# Crank-Nicholson Implicit Scheme

Crank-Nicholson Implicit Scheme

This post is part of a series of Finite Difference Method Articles. Other posts in the series concentrate on Derivative Approximation, Solving the Diffusion Equation Explicitly and the Tridiagonal Matrix Solver/Thomas Algorithm:

In the previous tutorial on Finite Difference Methods it was shown that the explicit method of numerically solving the heat equation lead to an extremely restrictive time step. This motivates another scheme which allows for larger time steps, but with the trade off of more computational work per step. This method is known as the Crank-Nicolson scheme.

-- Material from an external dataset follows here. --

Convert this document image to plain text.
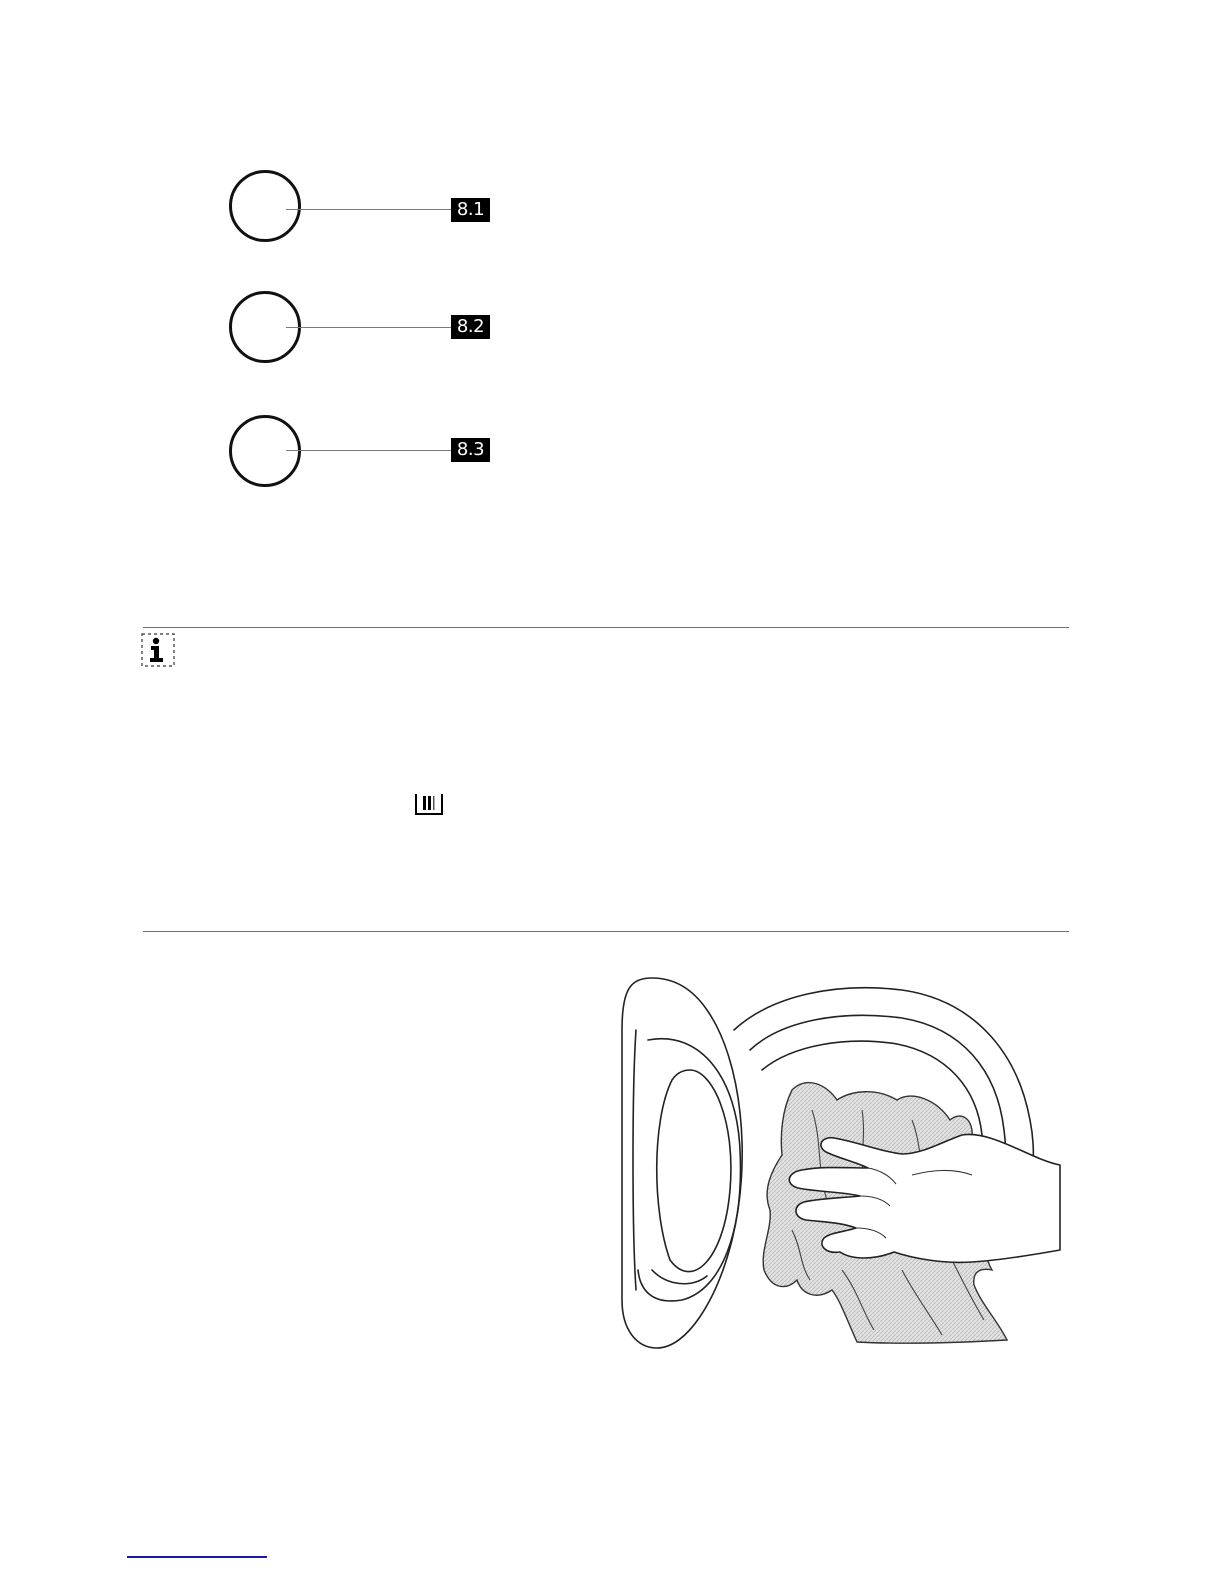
8.1
8.2
8.3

The explicit method for the heat-equation involved a forward difference term for the time derivative and a centred second derivative for the second space derivative:

$\frac{f^{n+1}_i - f^n_i}{\Delta t} = \frac{f^n_{i+1}- 2f^n_i + f^n_{i-1}}{(\Delta x)^2}$

## An Implicit Scheme

The Crank-Nicolson scheme modifies this to incorporate a weighted average of the second spatial step at time $n$ and time $n+1$. An obvious response is that the values of $f$ are not known at $n+1$ and questions arise over how they are calculated. These questions will be answered below. One final question occurs over how to split the weighting of the two second derivatives. The Crank-Nicolson scheme uses a 50-50 split, but others are possible. Stability is a concern here with $\frac{1}{2} \leq \theta \le 1$ where $\theta$ is the weighting factor.

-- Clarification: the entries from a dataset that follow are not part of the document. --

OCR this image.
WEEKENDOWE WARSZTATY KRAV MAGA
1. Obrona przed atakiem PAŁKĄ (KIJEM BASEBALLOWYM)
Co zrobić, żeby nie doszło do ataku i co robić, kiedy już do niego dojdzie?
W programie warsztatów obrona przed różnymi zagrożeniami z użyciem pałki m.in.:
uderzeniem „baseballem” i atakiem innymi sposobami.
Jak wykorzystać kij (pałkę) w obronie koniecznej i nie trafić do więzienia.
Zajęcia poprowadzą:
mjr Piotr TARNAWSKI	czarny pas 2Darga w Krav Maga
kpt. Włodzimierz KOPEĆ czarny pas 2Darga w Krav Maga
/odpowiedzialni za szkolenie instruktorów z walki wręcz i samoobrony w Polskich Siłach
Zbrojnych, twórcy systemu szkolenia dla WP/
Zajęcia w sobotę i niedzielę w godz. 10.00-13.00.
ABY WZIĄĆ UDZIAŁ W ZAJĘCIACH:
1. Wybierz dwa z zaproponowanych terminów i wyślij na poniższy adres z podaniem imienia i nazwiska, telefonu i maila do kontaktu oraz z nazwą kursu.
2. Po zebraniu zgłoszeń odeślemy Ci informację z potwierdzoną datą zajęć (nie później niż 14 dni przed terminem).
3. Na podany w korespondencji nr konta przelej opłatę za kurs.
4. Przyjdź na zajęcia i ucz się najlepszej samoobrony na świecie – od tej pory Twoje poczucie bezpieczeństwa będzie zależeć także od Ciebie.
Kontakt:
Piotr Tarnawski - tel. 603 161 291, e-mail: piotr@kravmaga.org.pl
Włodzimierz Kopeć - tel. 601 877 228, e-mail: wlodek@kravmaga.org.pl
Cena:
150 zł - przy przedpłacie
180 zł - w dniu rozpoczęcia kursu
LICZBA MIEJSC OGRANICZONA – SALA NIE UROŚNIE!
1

The Crank-Nicolson scheme for the 1D heat equation is given below by:

$\frac{f^{n+1}_i - f^n_i}{\Delta t} = \frac{f^n_{i+1}- 2f^n_i + f^n_{i-1}}{2(\Delta x)^2} + \frac{f^{n+1}_{i+1}- 2f^{n+1}_i + f^{n+1}_{i-1}}{2(\Delta x)^2}$

Letting $r=\frac{\Delta t}{(\Delta x)^2}$, this equation can be rearranged to group the known and unknown terms separately:

$-\frac{r}{2} f^{n+1}_{i+1} + (1+r)f^{n+1}_i -\frac{r}{2} f^{n+1}_{i-1} = \frac{r}{2} f^{n}_{i+1} + (1-r)f^{n}_i + \frac{r}{2} f^{n}_{i-1}$

Since there three unkown terms on the left hand side, it indicates that for each time step a set of simultaneous linear equations must be solved. For any particular time step $n$ there will be $I-2$ equations to solve. These correspond to each of the interior spatial grid points. Since we are using Dirichlet boundary conditions (i.e. fixed), the end points do not require such a linear system to be solved.

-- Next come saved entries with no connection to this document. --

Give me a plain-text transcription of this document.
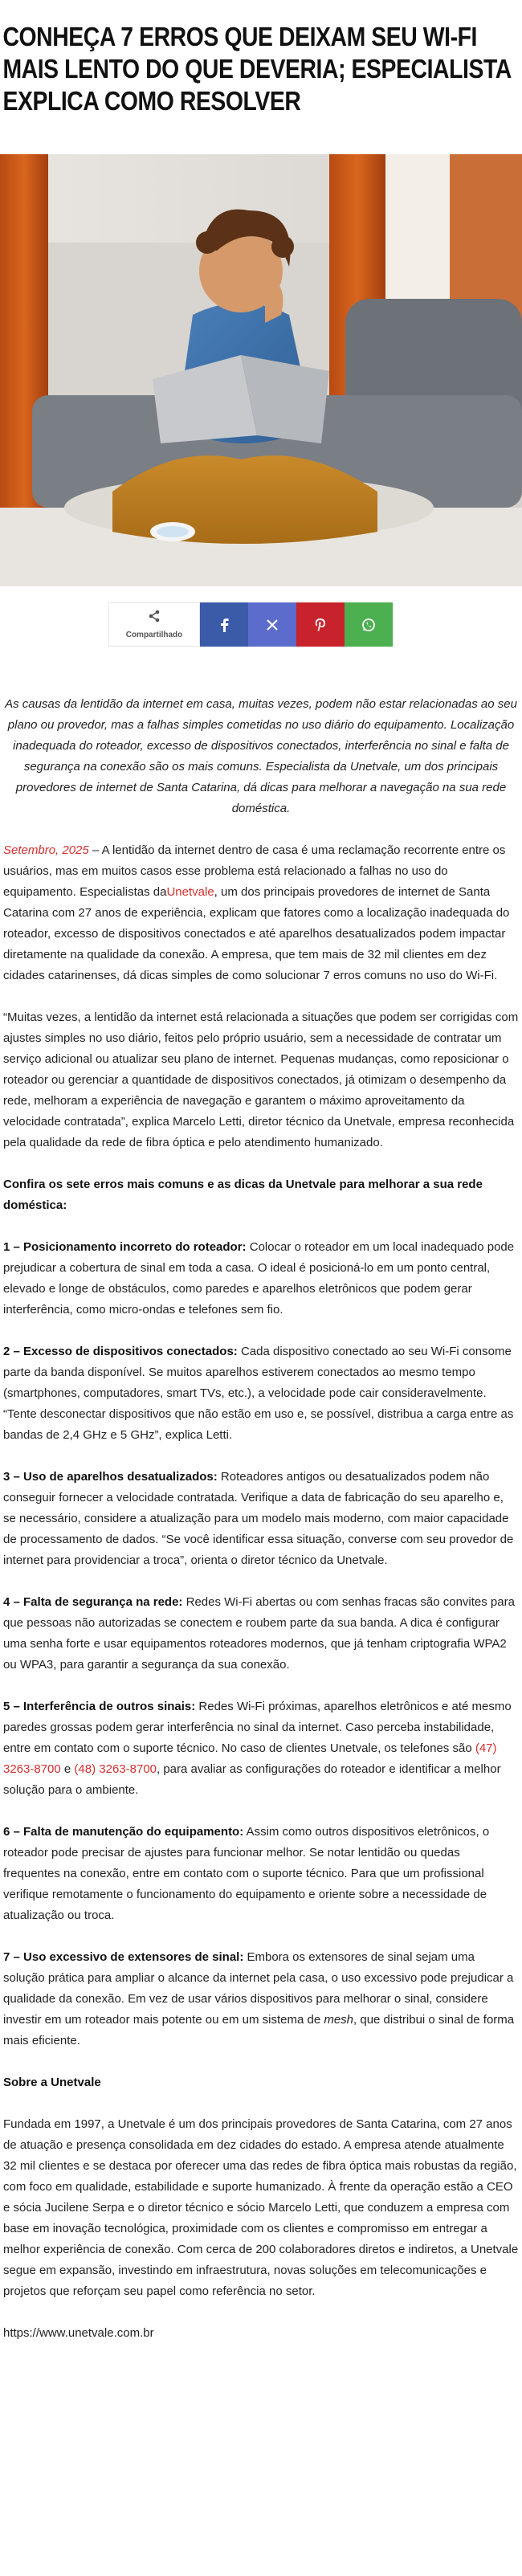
CONHEÇA 7 ERROS QUE DEIXAM SEU WI-FI MAIS LENTO DO QUE DEVERIA; ESPECIALISTA EXPLICA COMO RESOLVER
Compartilhado

As causas da lentidão da internet em casa, muitas vezes, podem não estar relacionadas ao seu plano ou provedor, mas a falhas simples cometidas no uso diário do equipamento. Localização inadequada do roteador, excesso de dispositivos conectados, interferência no sinal e falta de segurança na conexão são os mais comuns. Especialista da Unetvale, um dos principais provedores de internet de Santa Catarina, dá dicas para melhorar a navegação na sua rede doméstica.

Setembro, 2025 – A lentidão da internet dentro de casa é uma reclamação recorrente entre os usuários, mas em muitos casos esse problema está relacionado a falhas no uso do equipamento. Especialistas daUnetvale, um dos principais provedores de internet de Santa Catarina com 27 anos de experiência, explicam que fatores como a localização inadequada do roteador, excesso de dispositivos conectados e até aparelhos desatualizados podem impactar diretamente na qualidade da conexão. A empresa, que tem mais de 32 mil clientes em dez cidades catarinenses, dá dicas simples de como solucionar 7 erros comuns no uso do Wi-Fi.

“Muitas vezes, a lentidão da internet está relacionada a situações que podem ser corrigidas com ajustes simples no uso diário, feitos pelo próprio usuário, sem a necessidade de contratar um serviço adicional ou atualizar seu plano de internet. Pequenas mudanças, como reposicionar o roteador ou gerenciar a quantidade de dispositivos conectados, já otimizam o desempenho da rede, melhoram a experiência de navegação e garantem o máximo aproveitamento da velocidade contratada”, explica Marcelo Letti, diretor técnico da Unetvale, empresa reconhecida pela qualidade da rede de fibra óptica e pelo atendimento humanizado.

Confira os sete erros mais comuns e as dicas da Unetvale para melhorar a sua rede doméstica:

1 – Posicionamento incorreto do roteador: Colocar o roteador em um local inadequado pode prejudicar a cobertura de sinal em toda a casa. O ideal é posicioná-lo em um ponto central, elevado e longe de obstáculos, como paredes e aparelhos eletrônicos que podem gerar interferência, como micro-ondas e telefones sem fio.

2 – Excesso de dispositivos conectados: Cada dispositivo conectado ao seu Wi-Fi consome parte da banda disponível. Se muitos aparelhos estiverem conectados ao mesmo tempo (smartphones, computadores, smart TVs, etc.), a velocidade pode cair consideravelmente. “Tente desconectar dispositivos que não estão em uso e, se possível, distribua a carga entre as bandas de 2,4 GHz e 5 GHz”, explica Letti.

3 – Uso de aparelhos desatualizados: Roteadores antigos ou desatualizados podem não conseguir fornecer a velocidade contratada. Verifique a data de fabricação do seu aparelho e, se necessário, considere a atualização para um modelo mais moderno, com maior capacidade de processamento de dados. “Se você identificar essa situação, converse com seu provedor de internet para providenciar a troca”, orienta o diretor técnico da Unetvale.

4 – Falta de segurança na rede: Redes Wi-Fi abertas ou com senhas fracas são convites para que pessoas não autorizadas se conectem e roubem parte da sua banda. A dica é configurar uma senha forte e usar equipamentos roteadores modernos, que já tenham criptografia WPA2 ou WPA3, para garantir a segurança da sua conexão.

5 – Interferência de outros sinais: Redes Wi-Fi próximas, aparelhos eletrônicos e até mesmo paredes grossas podem gerar interferência no sinal da internet. Caso perceba instabilidade, entre em contato com o suporte técnico. No caso de clientes Unetvale, os telefones são (47) 3263-8700 e (48) 3263-8700, para avaliar as configurações do roteador e identificar a melhor solução para o ambiente.

6 – Falta de manutenção do equipamento: Assim como outros dispositivos eletrônicos, o roteador pode precisar de ajustes para funcionar melhor. Se notar lentidão ou quedas frequentes na conexão, entre em contato com o suporte técnico. Para que um profissional verifique remotamente o funcionamento do equipamento e oriente sobre a necessidade de atualização ou troca.

7 – Uso excessivo de extensores de sinal: Embora os extensores de sinal sejam uma solução prática para ampliar o alcance da internet pela casa, o uso excessivo pode prejudicar a qualidade da conexão. Em vez de usar vários dispositivos para melhorar o sinal, considere investir em um roteador mais potente ou em um sistema de mesh, que distribui o sinal de forma mais eficiente.

Sobre a Unetvale

Fundada em 1997, a Unetvale é um dos principais provedores de Santa Catarina, com 27 anos de atuação e presença consolidada em dez cidades do estado. A empresa atende atualmente 32 mil clientes e se destaca por oferecer uma das redes de fibra óptica mais robustas da região, com foco em qualidade, estabilidade e suporte humanizado. À frente da operação estão a CEO e sócia Jucilene Serpa e o diretor técnico e sócio Marcelo Letti, que conduzem a empresa com base em inovação tecnológica, proximidade com os clientes e compromisso em entregar a melhor experiência de conexão. Com cerca de 200 colaboradores diretos e indiretos, a Unetvale segue em expansão, investindo em infraestrutura, novas soluções em telecomunicações e projetos que reforçam seu papel como referência no setor.

https://www.unetvale.com.br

The linear system can be represented by a matrix equation $AF=D$, where $a=-\frac{r}{2}$, $b=(1+r)$, $c=-\frac{r}{2}$, $d_i=\frac{r}{2} f^{n}_{i+1} + (1-r)f^{n}_i + \frac{r}{2} f^{n}_{i-1}$ and $k$ runs from $2$ until $I-1$:

$\begin{bmatrix} b & c & 0 & 0 & ... & 0 \\ a & b & c & 0 & ... & 0 \\ 0 & a & b & c & 0 & 0 \\ . & . & & & & . \\ . & . & & & & . \\ . & . & & & & c \\ 0 & 0 & 0 & 0 & a & b \\ \end{bmatrix} \begin{bmatrix} f_1 \\ f_2 \\ f_3 \\ .\\ .\\ .\\ f_k \\ \end{bmatrix} = \begin{bmatrix} d_1 \\ d_2 \\ d_3 \\ .\\ .\\ .\\ d_k \\ \end{bmatrix}$

## Solving the Linear System

A first attempt at solving this system might involve inverting the matrix $A$ to give the values of the column matrix $F$ as $F=A^{-1}D$. However this is far from the most optimal method and does not take into account the sparsity or the banded structure of the matrix $A$. In the next tutorial it will be shown how this matrix can be solved in an efficient manner so that the work done at each time step is minimised.